The electronics of the embodiment of FIGS. 1-3
are illustrated in FIG. 5
except for the wireless transmitter/receiver function. All resistances are in ohm. Reference nos. designate:
- 100, dry cell, 9V;
- 101, on/off switch;
- 102, DC-DC transformer (3-terminal positive regulator LM78L05ACM 5V, 0.1A; National Semiconductor, U.S.A.), minimum input 6.7 V; 1=Vout; 2, 3, 6, 7=ground; 8=Vin;
- 103, IR diode (transmitter HFBR-1412, Agilent Technologies, U.S.A.); 2, 6, 7=anode; 3=cathode;
- 104, photodiode light detector (receiver HFBR-2412, Agilent Technologies), incorporates a DC amplifier driving an open-collector Schottky output transistor); 2=signal out; 3, 7=ground; 6=Vin;
- 105, amplifier circuit LM324 (ST Microelectronics, U.S.A.), comprises four independent frequency compensated operational amplifiers (OA); 1=OA 4, signal out; 2=OA 4, in (−); 3=OA 4, in (+); 4=supply voltage; 5=OA 3, in (+); 6=OA 3, in (−); 7=OA 3, signal out; 8=OA 2, signal out; 9=OA 2, in (−); 10=OA 2, in (+); 11=ground; 12=OA 1, in (+); 13=OA 1 in, (−); 14=OA 1, signal out. The first OA amplifies the signal by a factor of 1.5; the second OA is comprised by comparator circuit that compares the input signal from OA 1 with a voltage level set by a voltage separator circuit 109 comprising by two pre-set 10 k potentiometers by which either a very low (about 0 V) or a high signal is obtained form OA 2; the signal is further amplified by OA 3 prior to being sent to the signal buzzer. The fourth OA is a comparator for monitoring the circuitry supply voltage from the DC/DC converter that must not decrease below 6.5 V, which is the operation limit for the DC/DC converter 102. The voltage separation by a 47 kΩ/68 kΩ separator circuit 110 is used as a reference. Light emission by diode 107 is triggered by the dry cell voltage falling under 6.7 V;
- 106, piezoelectric signal buzzer;
- 107, light-emitting diode, green, 3 mm, EL1224SYGC LED (Everlight, Taiwan); indicates stable operating conditions;
- 108, light-emitting diode, orange, 3 mm, EL1254USOD/s400 (Everlight, Taiwan); warns for exhausted dry cell.

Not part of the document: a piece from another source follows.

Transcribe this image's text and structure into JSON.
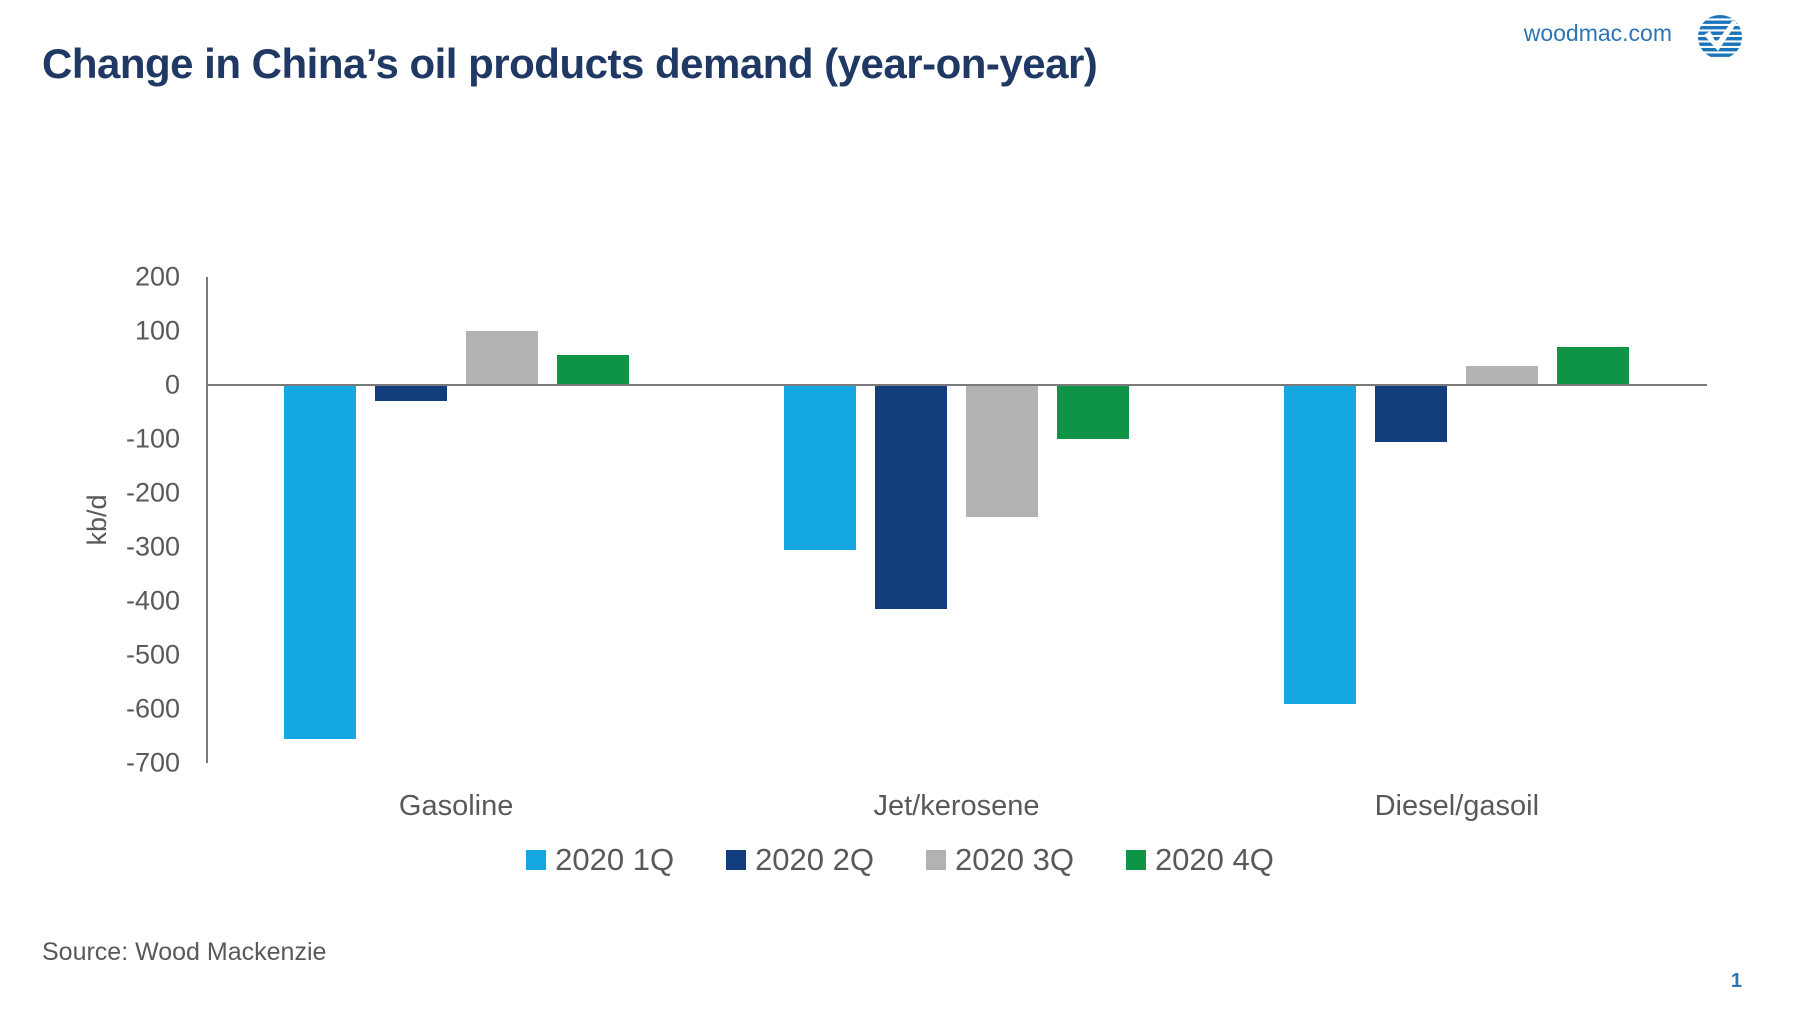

FIG. 4 illustrates the situation immediately after the accidental removal of the venous cannula in FIGS. 1 and 1 a. Blood 55 emerges from the insertion wound 54. A part 56 of it is soaked up by the cotton layers in the right (seen from below) flap 9 thereby contacting the bend 10 of the optical fibre. The results drop of reflectance in the bend 10 triggers the alarm 27 and sends a radiowave signal to the monitoring desk 40.